Climate Change Will Lead To Powerful Storms, Scientists Claim
One of the more controversial claims about the effects of anthropomorphic climate change is this human-induced phenomenon is now causing the Earth to rotate faster on its axis with dire future consequences for humans and every living thing on the planet.
Unfortunately, this assumption isn’t pseudo-science but is grounded in fundamental physics. In 2007, a team of German scientists from the Max Planck Institute for Meteorology in Hamburg, Germany led by Dr. Felix Landerer Ph.D. used a computer model to determine the effect the expansion of warm ocean water will have on the distribution of water around the globe.
Researchers looked only at heating and not at the melting of the ice caps. As a result, the change was not in the total mass of water in the ocean, but in the water's density and distribution. As the ocean expands and water creeps into the shorelines, the net effect is to transfer mass away from the central ocean and towards the shore.
Ocean warming will mean the water's mass will move away from the Equator and towards the Poles. The result will be a faster spinning Earth.

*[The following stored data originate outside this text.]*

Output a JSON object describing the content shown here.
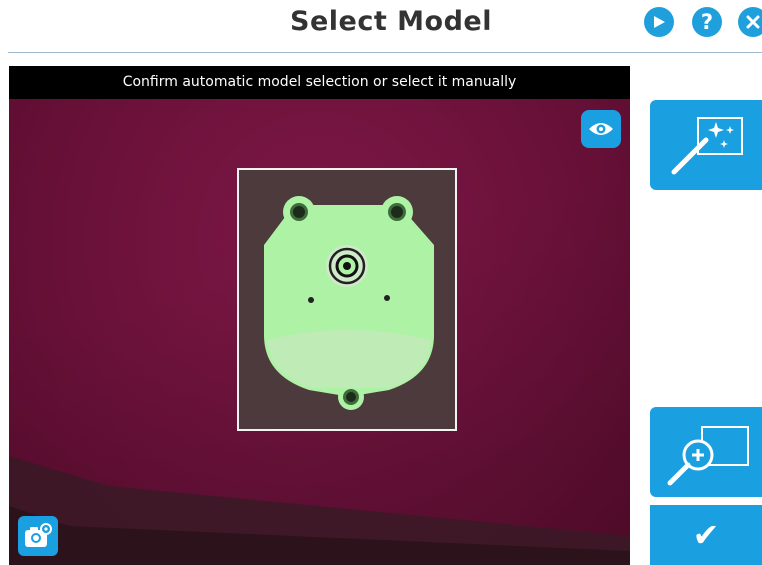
{
  "header": {
    "title": "Select Model",
    "buttons": [
      {
        "name": "play-icon",
        "color": "#1fa0dc"
      },
      {
        "name": "help-icon",
        "glyph": "?",
        "color": "#1fa0dc"
      },
      {
        "name": "close-icon",
        "color": "#1fa0dc"
      }
    ]
  },
  "viewport": {
    "banner": "Confirm automatic model selection or select it manually",
    "background_color": "#6a1139",
    "overlays": {
      "eye_icon": "eye-icon",
      "camera_icon": "camera-settings-icon"
    }
  },
  "side_panel": {
    "auto_select_icon": "magic-wand-icon",
    "manual_select_icon": "zoom-select-icon",
    "confirm_glyph": "✔"
  },
  "colors": {
    "accent": "#1a9fe0",
    "model_highlight": "#aef2a6"
  }
}
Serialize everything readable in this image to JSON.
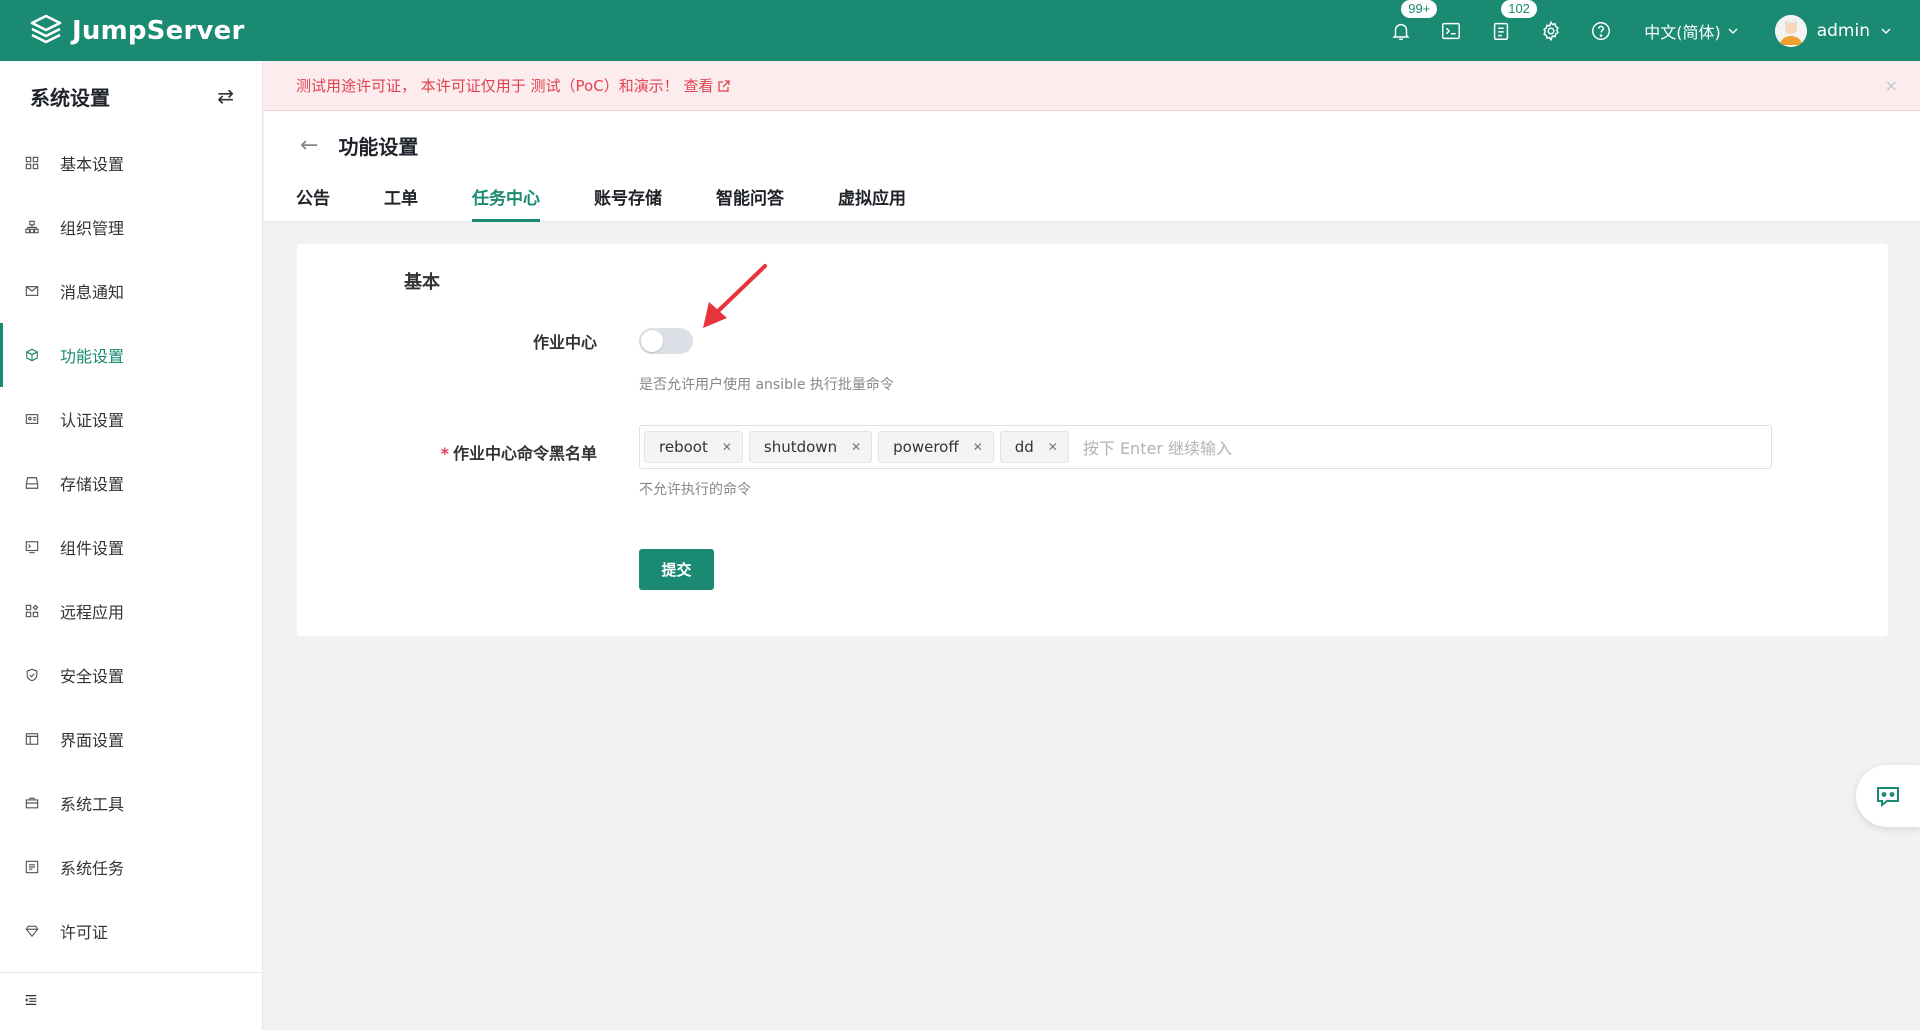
{
  "app": {
    "logo_text": "JumpServer"
  },
  "topbar": {
    "notifications_badge": "99+",
    "tickets_badge": "102",
    "language": "中文(简体)",
    "username": "admin"
  },
  "sidebar": {
    "title": "系统设置",
    "items": [
      {
        "label": "基本设置",
        "icon": "grid-icon"
      },
      {
        "label": "组织管理",
        "icon": "org-icon"
      },
      {
        "label": "消息通知",
        "icon": "message-icon"
      },
      {
        "label": "功能设置",
        "icon": "cube-icon",
        "active": true
      },
      {
        "label": "认证设置",
        "icon": "id-card-icon"
      },
      {
        "label": "存储设置",
        "icon": "storage-icon"
      },
      {
        "label": "组件设置",
        "icon": "terminal-icon"
      },
      {
        "label": "远程应用",
        "icon": "apps-icon"
      },
      {
        "label": "安全设置",
        "icon": "shield-icon"
      },
      {
        "label": "界面设置",
        "icon": "window-icon"
      },
      {
        "label": "系统工具",
        "icon": "toolbox-icon"
      },
      {
        "label": "系统任务",
        "icon": "task-icon"
      },
      {
        "label": "许可证",
        "icon": "diamond-icon"
      }
    ]
  },
  "alert": {
    "text": "测试用途许可证， 本许可证仅用于 测试（PoC）和演示！ 查看",
    "close": "×"
  },
  "page": {
    "title": "功能设置",
    "tabs": [
      "公告",
      "工单",
      "任务中心",
      "账号存储",
      "智能问答",
      "虚拟应用"
    ],
    "active_tab": "任务中心"
  },
  "form": {
    "section_title": "基本",
    "job_center_label": "作业中心",
    "job_center_enabled": false,
    "job_center_hint": "是否允许用户使用 ansible 执行批量命令",
    "blacklist_label": "作业中心命令黑名单",
    "blacklist_required": "*",
    "blacklist_tags": [
      "reboot",
      "shutdown",
      "poweroff",
      "dd"
    ],
    "blacklist_placeholder": "按下 Enter 继续输入",
    "blacklist_hint": "不允许执行的命令",
    "submit_label": "提交"
  },
  "colors": {
    "primary": "#1a8a73",
    "alert_bg": "#fdecee",
    "alert_text": "#e0424f",
    "annotation_arrow": "#e8333c"
  }
}
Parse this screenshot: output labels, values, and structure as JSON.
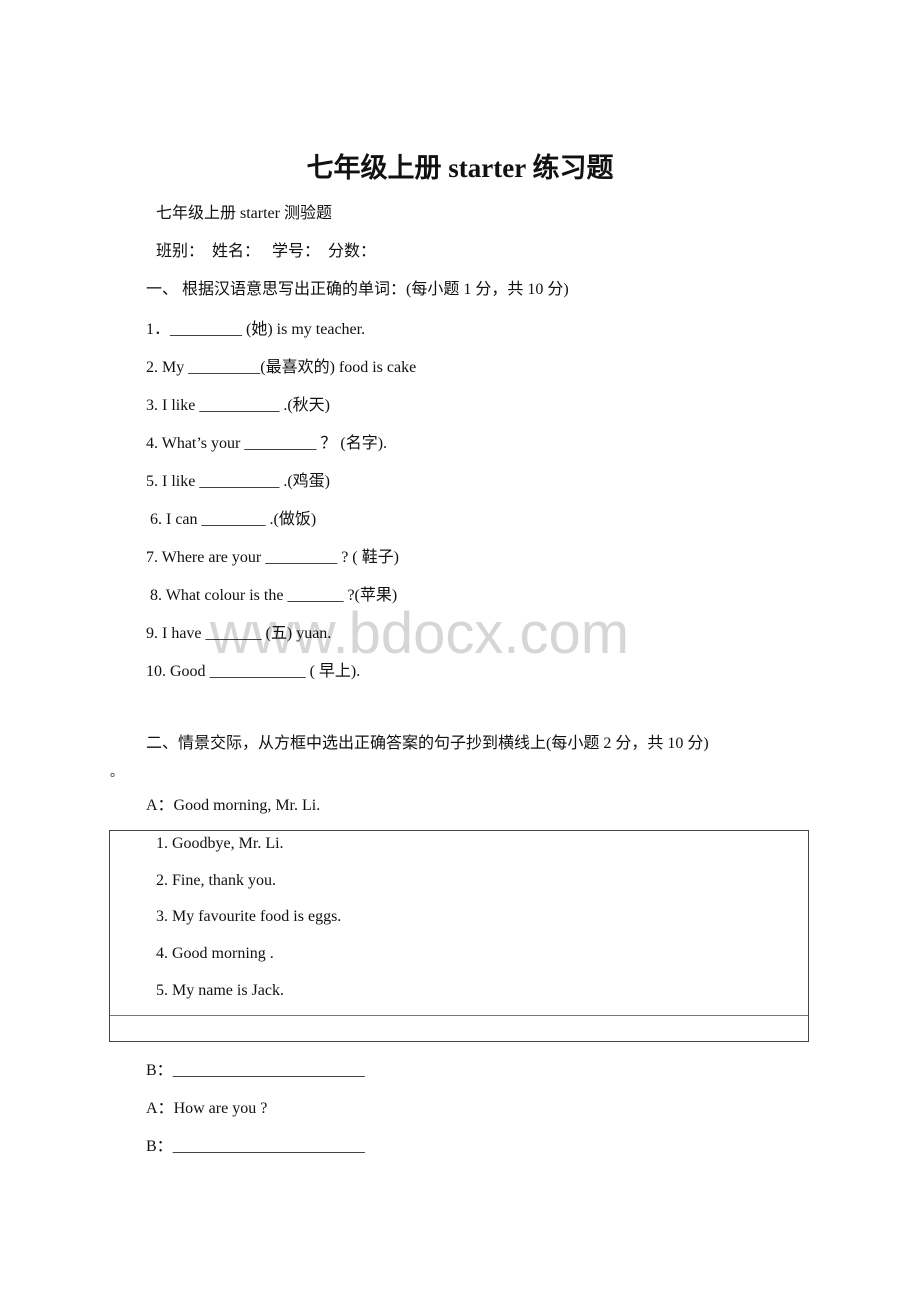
{
  "document": {
    "title": "七年级上册 starter 练习题",
    "subtitle": "七年级上册 starter 测验题",
    "info_line": "班别：  姓名：   学号：  分数：",
    "watermark": "www.bdocx.com"
  },
  "section1": {
    "heading": "一、 根据汉语意思写出正确的单词：(每小题 1 分，共 10 分)",
    "questions": [
      {
        "prefix": "1．",
        "blank": "_________",
        "suffix": " (她) is my teacher."
      },
      {
        "prefix": "2. My ",
        "blank": "_________",
        "suffix": "(最喜欢的) food is cake"
      },
      {
        "prefix": "3. I like ",
        "blank": "__________",
        "suffix": " .(秋天)"
      },
      {
        "prefix": "4. What’s your ",
        "blank": "_________",
        "suffix": " ？ (名字)."
      },
      {
        "prefix": "5. I like ",
        "blank": "__________",
        "suffix": " .(鸡蛋)"
      },
      {
        "prefix": " 6. I can ",
        "blank": "________",
        "suffix": " .(做饭)"
      },
      {
        "prefix": "7. Where are your ",
        "blank": "_________",
        "suffix": " ? ( 鞋子)"
      },
      {
        "prefix": " 8. What colour is the ",
        "blank": "_______",
        "suffix": " ?(苹果)"
      },
      {
        "prefix": "9. I have ",
        "blank": "_______",
        "suffix": " (五) yuan."
      },
      {
        "prefix": "10. Good ",
        "blank": "____________",
        "suffix": " ( 早上)."
      }
    ]
  },
  "section2": {
    "heading": "二、情景交际，从方框中选出正确答案的句子抄到横线上(每小题 2 分，共 10 分)",
    "heading_tail": "。",
    "dialog_start": "A：Good morning, Mr. Li.",
    "options": [
      "1. Goodbye, Mr. Li.",
      "2. Fine, thank you.",
      "3. My favourite food is eggs.",
      "4. Good morning .",
      "5. My name is Jack."
    ],
    "dialog": [
      {
        "speaker": "B：",
        "text": "",
        "answer_blank": "________________________"
      },
      {
        "speaker": "A：",
        "text": "How are you ?",
        "answer_blank": ""
      },
      {
        "speaker": "B：",
        "text": "",
        "answer_blank": "________________________"
      }
    ]
  }
}
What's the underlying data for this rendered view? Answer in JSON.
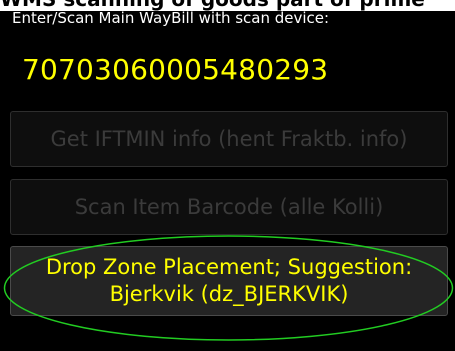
{
  "header": {
    "title": "WMS scanning of goods part of prime"
  },
  "waybill": {
    "prompt": "Enter/Scan Main WayBill with scan device:",
    "value": "70703060005480293"
  },
  "buttons": {
    "iftmin_label": "Get IFTMIN info (hent Fraktb. info)",
    "scan_item_label": "Scan Item Barcode (alle Kolli)",
    "drop_zone_line1": "Drop Zone Placement; Suggestion:",
    "drop_zone_line2": "Bjerkvik (dz_BJERKVIK)"
  },
  "colors": {
    "background": "#000000",
    "value_text": "#ffff00",
    "disabled_text": "#3b3b3b",
    "highlight_ellipse": "#22cc22"
  }
}
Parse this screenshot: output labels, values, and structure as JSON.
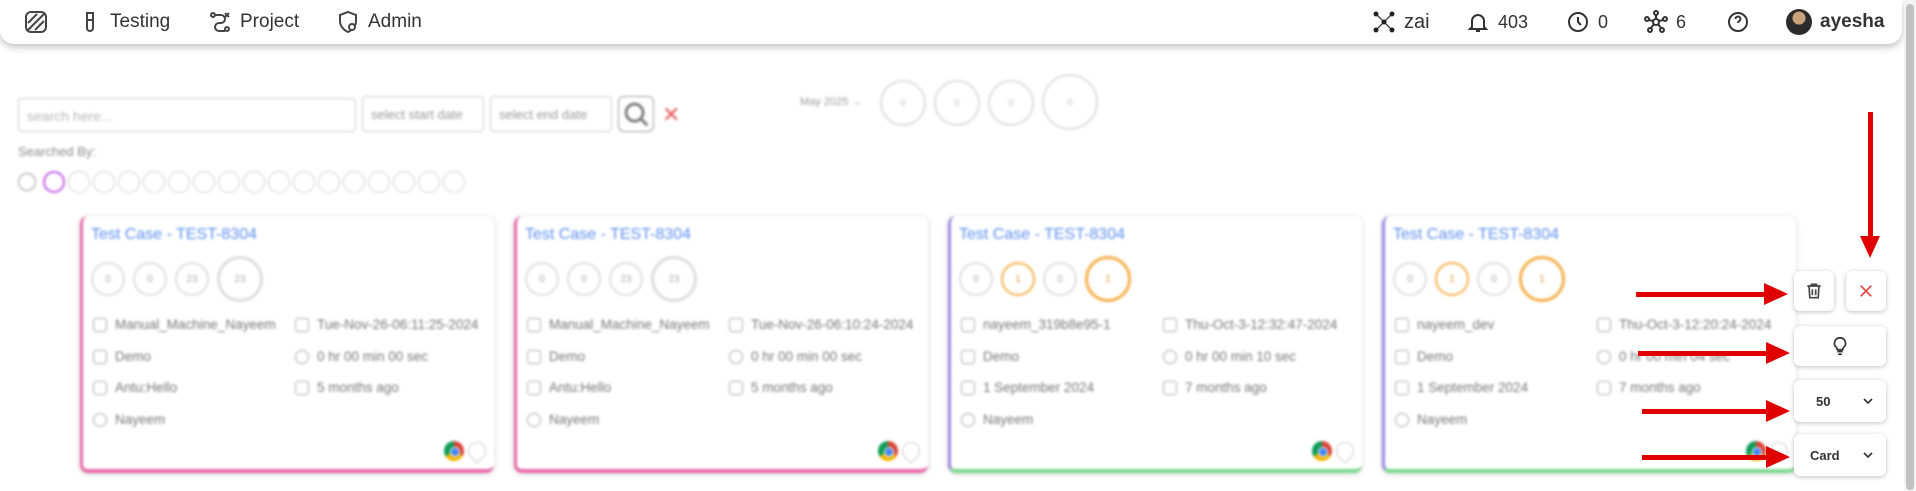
{
  "nav": {
    "items": [
      {
        "label": "Testing",
        "icon": "flask-icon"
      },
      {
        "label": "Project",
        "icon": "project-icon"
      },
      {
        "label": "Admin",
        "icon": "admin-shield-icon"
      }
    ],
    "workspace": "zai",
    "notifications_count": "403",
    "timer_count": "0",
    "network_count": "6",
    "user_name": "ayesha"
  },
  "filters": {
    "search_placeholder": "search here...",
    "start_date_placeholder": "select start date",
    "end_date_placeholder": "select end date",
    "month_label": "May 2025 →",
    "month_circles": [
      "0",
      "0",
      "0",
      "0"
    ],
    "searched_by_label": "Searched By:"
  },
  "cards": [
    {
      "title": "Test Case - TEST-8304",
      "counts": [
        "0",
        "0",
        "23",
        "23"
      ],
      "creator": "Manual_Machine_Nayeem",
      "date": "Tue-Nov-26-06:11:25-2024",
      "environment": "Demo",
      "duration": "0 hr 00 min 00 sec",
      "suite": "Antu:Hello",
      "age": "5 months ago",
      "assignee": "Nayeem",
      "accent": "#e86aa8",
      "bottom": "#e86aa8"
    },
    {
      "title": "Test Case - TEST-8304",
      "counts": [
        "0",
        "0",
        "23",
        "23"
      ],
      "creator": "Manual_Machine_Nayeem",
      "date": "Tue-Nov-26-06:10:24-2024",
      "environment": "Demo",
      "duration": "0 hr 00 min 00 sec",
      "suite": "Antu:Hello",
      "age": "5 months ago",
      "assignee": "Nayeem",
      "accent": "#e86aa8",
      "bottom": "#e86aa8"
    },
    {
      "title": "Test Case - TEST-8304",
      "counts": [
        "0",
        "1",
        "0",
        "1"
      ],
      "creator": "nayeem_319b8e95-1",
      "date": "Thu-Oct-3-12:32:47-2024",
      "environment": "Demo",
      "duration": "0 hr 00 min 10 sec",
      "suite": "1 September 2024",
      "age": "7 months ago",
      "assignee": "Nayeem",
      "accent": "#9b8be0",
      "bottom": "#7bd88f"
    },
    {
      "title": "Test Case - TEST-8304",
      "counts": [
        "0",
        "1",
        "0",
        "1"
      ],
      "creator": "nayeem_dev",
      "date": "Thu-Oct-3-12:20:24-2024",
      "environment": "Demo",
      "duration": "0 hr 00 min 04 sec",
      "suite": "1 September 2024",
      "age": "7 months ago",
      "assignee": "Nayeem",
      "accent": "#9b8be0",
      "bottom": "#7bd88f"
    }
  ],
  "toolbar": {
    "page_size": "50",
    "view_mode": "Card"
  }
}
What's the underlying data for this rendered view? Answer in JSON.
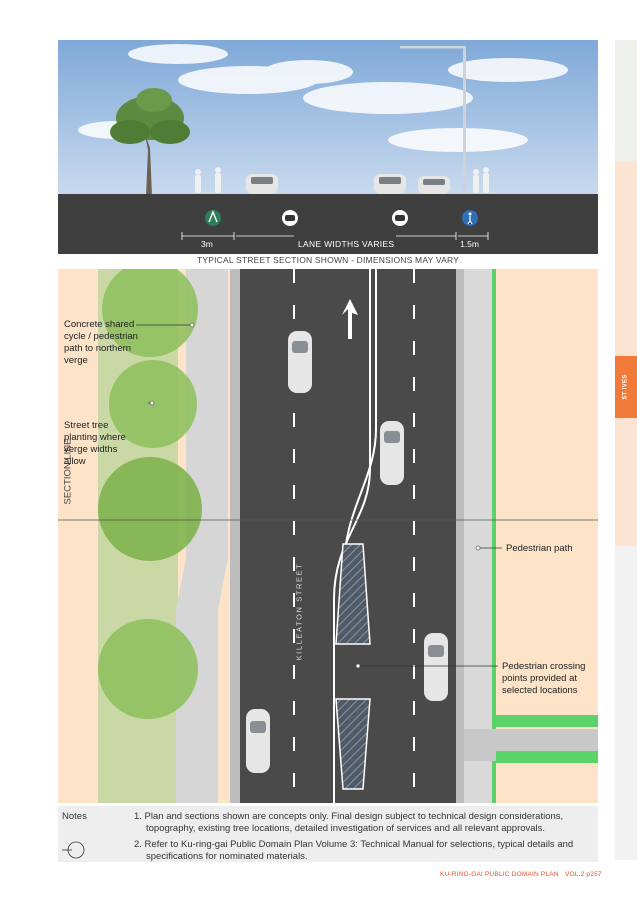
{
  "tab": {
    "suburb": "ST IVES"
  },
  "section": {
    "dim_left": "3m",
    "dim_center": "LANE WIDTHS VARIES",
    "dim_right": "1.5m",
    "caption": "TYPICAL STREET SECTION SHOWN - DIMENSIONS MAY VARY"
  },
  "plan": {
    "section_line_label": "SECTION LINE",
    "street_name": "KILLEATON STREET",
    "labels": {
      "shared_path": [
        "Concrete shared",
        "cycle / pedestrian",
        "path to northern",
        "verge"
      ],
      "street_tree": [
        "Street tree",
        "planting where",
        "verge widths",
        "allow"
      ],
      "pedestrian_path": [
        "Pedestrian path"
      ],
      "crossing": [
        "Pedestrian crossing",
        "points provided at",
        "selected locations"
      ]
    }
  },
  "notes": {
    "title": "Notes",
    "items": [
      [
        "1.  Plan and sections shown are concepts only. Final design subject to technical design considerations,",
        "topography, existing tree locations, detailed investigation of services and all relevant approvals."
      ],
      [
        "2.  Refer to Ku-ring-gai Public Domain Plan Volume 3: Technical Manual for selections, typical details and",
        "specifications for nominated materials."
      ]
    ]
  },
  "footer": {
    "doc": "KU-RING-GAI PUBLIC DOMAIN PLAN",
    "page": "VOL.2 p257"
  },
  "colors": {
    "accent": "#f07a38",
    "verge": "#fde3c8",
    "road": "#4a4a4a",
    "grass": "#4cc47a"
  }
}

"It's like a figure skater doing a pirouette," Landerer explained. "When the arms are close to the body, you turn quicker than when they are stretched out."
"It highlights how massive a change (in climate) is going on," Richard Gross, an expert on the Earth's rotation working at the NASA Jet Propulsion Laboratory in Pasadena, California, said. "The Earth is such a large body that it takes a huge change in mass distribution to show up in rotation."
The warming of the world's oceans will also shorten the day by 0.12 milliseconds over the next 200 years, the researchers said. But the biggest effect of this redistribution of mass away from the Equator where the Earth rotates the fastest and towards the poles will be to cause the Earth to rotate faster.
A faster rotating Earth means more energy will be imparted to cyclones and hurricanes, which are now getting stronger and stronger.
Steve Hench, a retired computational science and physicist at Los Alamos National Laboratory, said the coriolis effect, which is the influence of the Earth’s rotation on the movement of large-scale atmospheric and ocean currents, will be stronger. “This might result in more intense and smaller-scale cyclonic behaviors.”
In 2002, a group of researchers argued that climate change might make the day longer by 0.1 millisecond a century because of an increase in winds blowing from west to east, which is the opposite direction of the planet's rotation.